Heather Cooke's Success with Mathematics, 2003
Pin down your fleeting and ephemeral thoughts and possibilities.
Stabilize them: "What do I know?" "What do I want?" "I wonder if ...." "Maybe ...?"
Writing them down helps you clarify them,
And it affords you an easier access to them again later.
page 99, 101
Wait before you draw/sketch.
Wait before you have formed an image in your mind.
page 101, 103
Try an example to detect a pattern.
Try something smaller, simpler, more restricted, more special, or partial or auxiliary.
Vary many aspects to get a sense of the original question.
Vary many aspects to recognize variants in future.

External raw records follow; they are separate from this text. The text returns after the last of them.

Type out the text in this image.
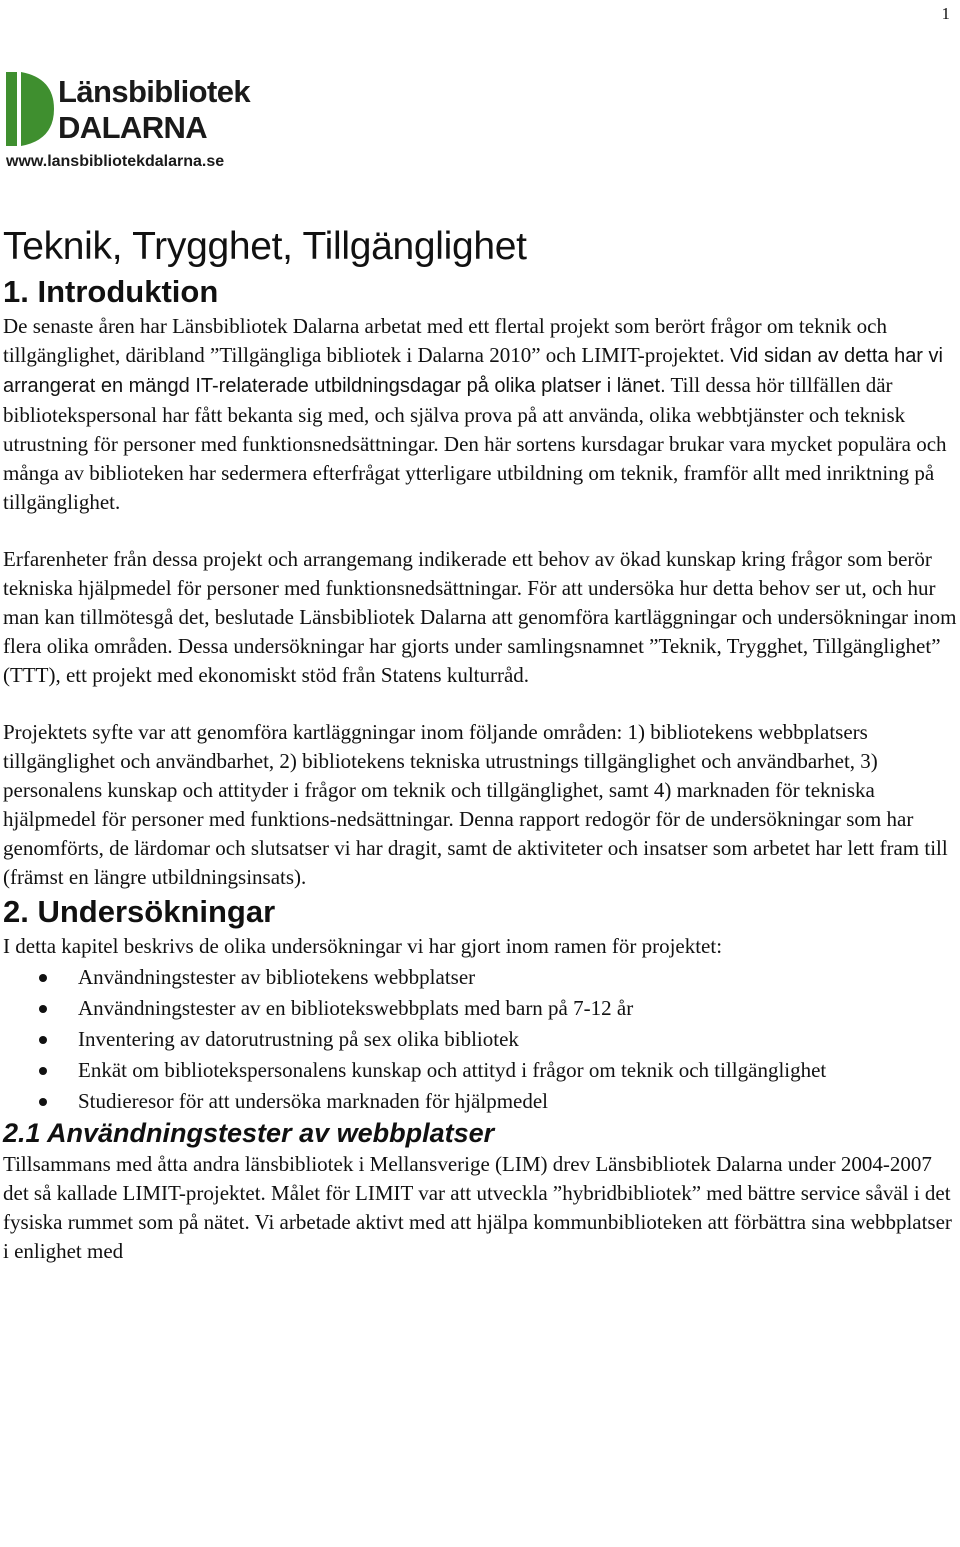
1
Länsbibliotek
DALARNA
www.lansbibliotekdalarna.se
Teknik, Trygghet, Tillgänglighet
1. Introduktion

De senaste åren har Länsbibliotek Dalarna arbetat med ett flertal projekt som berört frågor om teknik och tillgänglighet, däribland ”Tillgängliga bibliotek i Dalarna 2010” och LIMIT-projektet. Vid sidan av detta har vi arrangerat en mängd IT-relaterade utbildningsdagar på olika platser i länet. Till dessa hör tillfällen där bibliotekspersonal har fått bekanta sig med, och själva prova på att använda, olika webbtjänster och teknisk utrustning för personer med funktionsnedsättningar. Den här sortens kursdagar brukar vara mycket populära och många av biblioteken har sedermera efterfrågat ytterligare utbildning om teknik, framför allt med inriktning på tillgänglighet.

Erfarenheter från dessa projekt och arrangemang indikerade ett behov av ökad kunskap kring frågor som berör tekniska hjälpmedel för personer med funktionsnedsättningar. För att undersöka hur detta behov ser ut, och hur man kan tillmötesgå det, beslutade Länsbibliotek Dalarna att genomföra kartläggningar och undersökningar inom flera olika områden. Dessa undersökningar har gjorts under samlingsnamnet ”Teknik, Trygghet, Tillgänglighet” (TTT), ett projekt med ekonomiskt stöd från Statens kulturråd.

Projektets syfte var att genomföra kartläggningar inom följande områden: 1) bibliotekens webbplatsers tillgänglighet och användbarhet, 2) bibliotekens tekniska utrustnings tillgänglighet och användbarhet, 3) personalens kunskap och attityder i frågor om teknik och tillgänglighet, samt 4) marknaden för tekniska hjälpmedel för personer med funktions-nedsättningar. Denna rapport redogör för de undersökningar som har genomförts, de lärdomar och slutsatser vi har dragit, samt de aktiviteter och insatser som arbetet har lett fram till (främst en längre utbildningsinsats).

2. Undersökningar

I detta kapitel beskrivs de olika undersökningar vi har gjort inom ramen för projektet:

Användningstester av bibliotekens webbplatser
Användningstester av en bibliotekswebbplats med barn på 7-12 år
Inventering av datorutrustning på sex olika bibliotek
Enkät om bibliotekspersonalens kunskap och attityd i frågor om teknik och tillgänglighet
Studieresor för att undersöka marknaden för hjälpmedel
2.1 Användningstester av webbplatser

Tillsammans med åtta andra länsbibliotek i Mellansverige (LIM) drev Länsbibliotek Dalarna under 2004-2007 det så kallade LIMIT-projektet. Målet för LIMIT var att utveckla ”hybridbibliotek” med bättre service såväl i det fysiska rummet som på nätet. Vi arbetade aktivt med att hjälpa kommunbiblioteken att förbättra sina webbplatser i enlighet med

e.g. What aspects can be changed?
What is the range/scope of variation?
In what ways can a given aspect be changed?
- Ask "Why stuck?" What do you already know? What do you still want? Can you bridge between the known and the unknown/wanted?
- Simplify: Break it down. Substitute simpler/easier words or numbers.

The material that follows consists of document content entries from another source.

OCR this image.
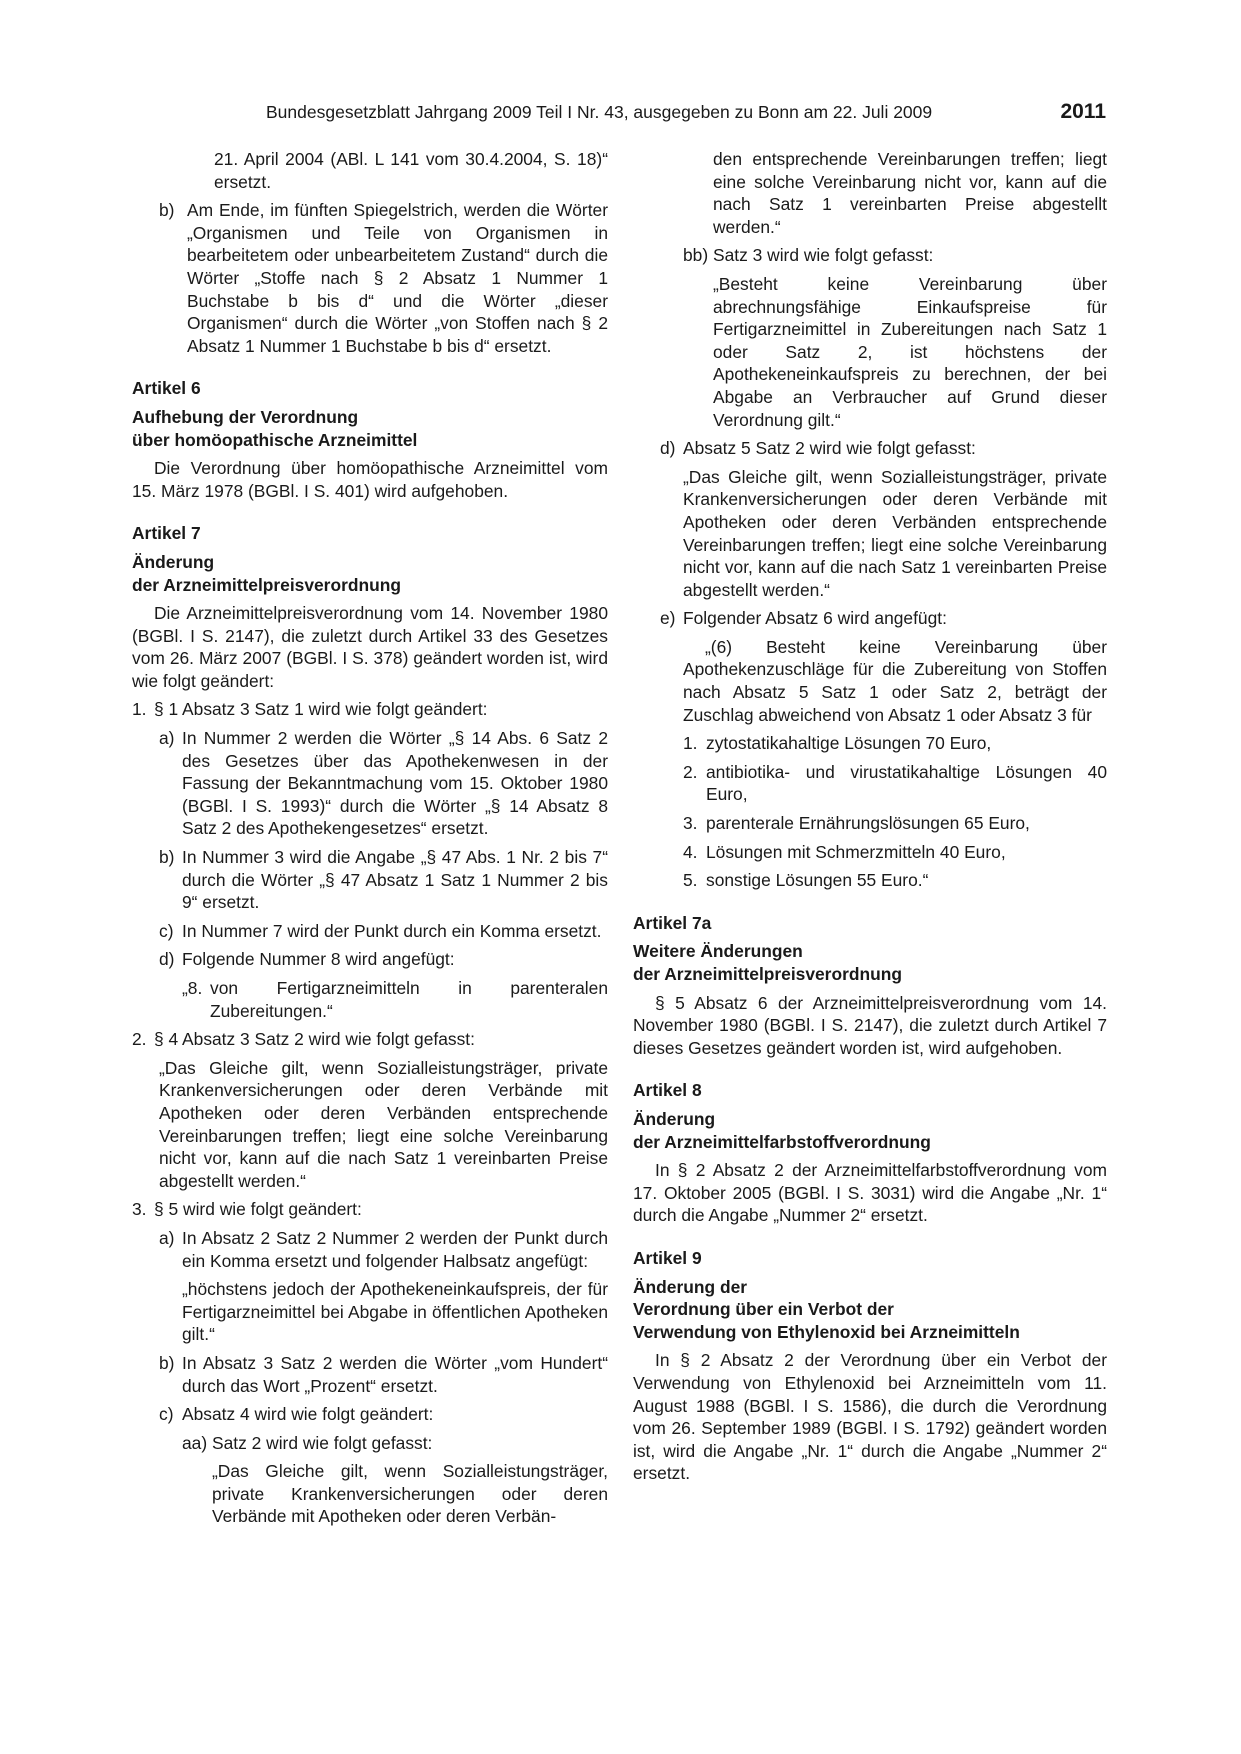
Bundesgesetzblatt Jahrgang 2009 Teil I Nr. 43, ausgegeben zu Bonn am 22. Juli 2009	2011

21. April 2004 (ABl. L 141 vom 30.4.2004, S. 18)“ ersetzt.

b) Am Ende, im fünften Spiegelstrich, werden die Wörter „Organismen und Teile von Organismen in bearbeitetem oder unbearbeitetem Zustand“ durch die Wörter „Stoffe nach § 2 Absatz 1 Nummer 1 Buchstabe b bis d“ und die Wörter „dieser Organismen“ durch die Wörter „von Stoffen nach § 2 Absatz 1 Nummer 1 Buchstabe b bis d“ ersetzt.

Artikel 6

Aufhebung der Verordnung

über homöopathische Arzneimittel

Die Verordnung über homöopathische Arzneimittel vom 15. März 1978 (BGBl. I S. 401) wird aufgehoben.

Artikel 7

Änderung

der Arzneimittelpreisverordnung

Die Arzneimittelpreisverordnung vom 14. November 1980 (BGBl. I S. 2147), die zuletzt durch Artikel 33 des Gesetzes vom 26. März 2007 (BGBl. I S. 378) geändert worden ist, wird wie folgt geändert:

1. § 1 Absatz 3 Satz 1 wird wie folgt geändert:
a) In Nummer 2 werden die Wörter „§ 14 Abs. 6 Satz 2 des Gesetzes über das Apothekenwesen in der Fassung der Bekanntmachung vom 15. Oktober 1980 (BGBl. I S. 1993)“ durch die Wörter „§ 14 Absatz 8 Satz 2 des Apothekengesetzes“ ersetzt.
b) In Nummer 3 wird die Angabe „§ 47 Abs. 1 Nr. 2 bis 7“ durch die Wörter „§ 47 Absatz 1 Satz 1 Nummer 2 bis 9“ ersetzt.
c) In Nummer 7 wird der Punkt durch ein Komma ersetzt.
d) Folgende Nummer 8 wird angefügt:
„8. von Fertigarzneimitteln in parenteralen Zubereitungen.“
2. § 4 Absatz 3 Satz 2 wird wie folgt gefasst:

„Das Gleiche gilt, wenn Sozialleistungsträger, private Krankenversicherungen oder deren Verbände mit Apotheken oder deren Verbänden entsprechende Vereinbarungen treffen; liegt eine solche Vereinbarung nicht vor, kann auf die nach Satz 1 vereinbarten Preise abgestellt werden.“

3. § 5 wird wie folgt geändert:
a) In Absatz 2 Satz 2 Nummer 2 werden der Punkt durch ein Komma ersetzt und folgender Halbsatz angefügt:

„höchstens jedoch der Apothekeneinkaufspreis, der für Fertigarzneimittel bei Abgabe in öffentlichen Apotheken gilt.“

b) In Absatz 3 Satz 2 werden die Wörter „vom Hundert“ durch das Wort „Prozent“ ersetzt.
c) Absatz 4 wird wie folgt geändert:
aa) Satz 2 wird wie folgt gefasst:

„Das Gleiche gilt, wenn Sozialleistungsträger, private Krankenversicherungen oder deren Verbände mit Apotheken oder deren Verbän-

den entsprechende Vereinbarungen treffen; liegt eine solche Vereinbarung nicht vor, kann auf die nach Satz 1 vereinbarten Preise abgestellt werden.“

bb) Satz 3 wird wie folgt gefasst:

„Besteht keine Vereinbarung über abrechnungsfähige Einkaufspreise für Fertigarzneimittel in Zubereitungen nach Satz 1 oder Satz 2, ist höchstens der Apothekeneinkaufspreis zu berechnen, der bei Abgabe an Verbraucher auf Grund dieser Verordnung gilt.“

d) Absatz 5 Satz 2 wird wie folgt gefasst:

„Das Gleiche gilt, wenn Sozialleistungsträger, private Krankenversicherungen oder deren Verbände mit Apotheken oder deren Verbänden entsprechende Vereinbarungen treffen; liegt eine solche Vereinbarung nicht vor, kann auf die nach Satz 1 vereinbarten Preise abgestellt werden.“

e) Folgender Absatz 6 wird angefügt:

„(6) Besteht keine Vereinbarung über Apothekenzuschläge für die Zubereitung von Stoffen nach Absatz 5 Satz 1 oder Satz 2, beträgt der Zuschlag abweichend von Absatz 1 oder Absatz 3 für

1. zytostatikahaltige Lösungen 70 Euro,
2. antibiotika- und virustatikahaltige Lösungen 40 Euro,
3. parenterale Ernährungslösungen 65 Euro,
4. Lösungen mit Schmerzmitteln 40 Euro,
5. sonstige Lösungen 55 Euro.“

Artikel 7a

Weitere Änderungen

der Arzneimittelpreisverordnung

§ 5 Absatz 6 der Arzneimittelpreisverordnung vom 14. November 1980 (BGBl. I S. 2147), die zuletzt durch Artikel 7 dieses Gesetzes geändert worden ist, wird aufgehoben.

Artikel 8

Änderung

der Arzneimittelfarbstoffverordnung

In § 2 Absatz 2 der Arzneimittelfarbstoffverordnung vom 17. Oktober 2005 (BGBl. I S. 3031) wird die Angabe „Nr. 1“ durch die Angabe „Nummer 2“ ersetzt.

Artikel 9

Änderung der

Verordnung über ein Verbot der

Verwendung von Ethylenoxid bei Arzneimitteln

In § 2 Absatz 2 der Verordnung über ein Verbot der Verwendung von Ethylenoxid bei Arzneimitteln vom 11. August 1988 (BGBl. I S. 1586), die durch die Verordnung vom 26. September 1989 (BGBl. I S. 1792) geändert worden ist, wird die Angabe „Nr. 1“ durch die Angabe „Nummer 2“ ersetzt.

- What else do you think you need? kind of information? from of information?
- Say it out loud or talk to a toy.
- Use the given/worked solution a bit.
- Take a break, do something very different.
- Skip, later studies may help.
- After you have solved something that got you stuck for a while, do post-mortem.
1.What helped to get you going again?
2.What led you to getting stuck in the first place?
By Matt Bardin and Susan Fine, 2005.
They suggest walking through the open door, swiftly and with confidence. "The open door" is a metaphor for those "pieces of the puzzle that make sense" to you right now. You should try them one at a time, and do only what comes easily to you.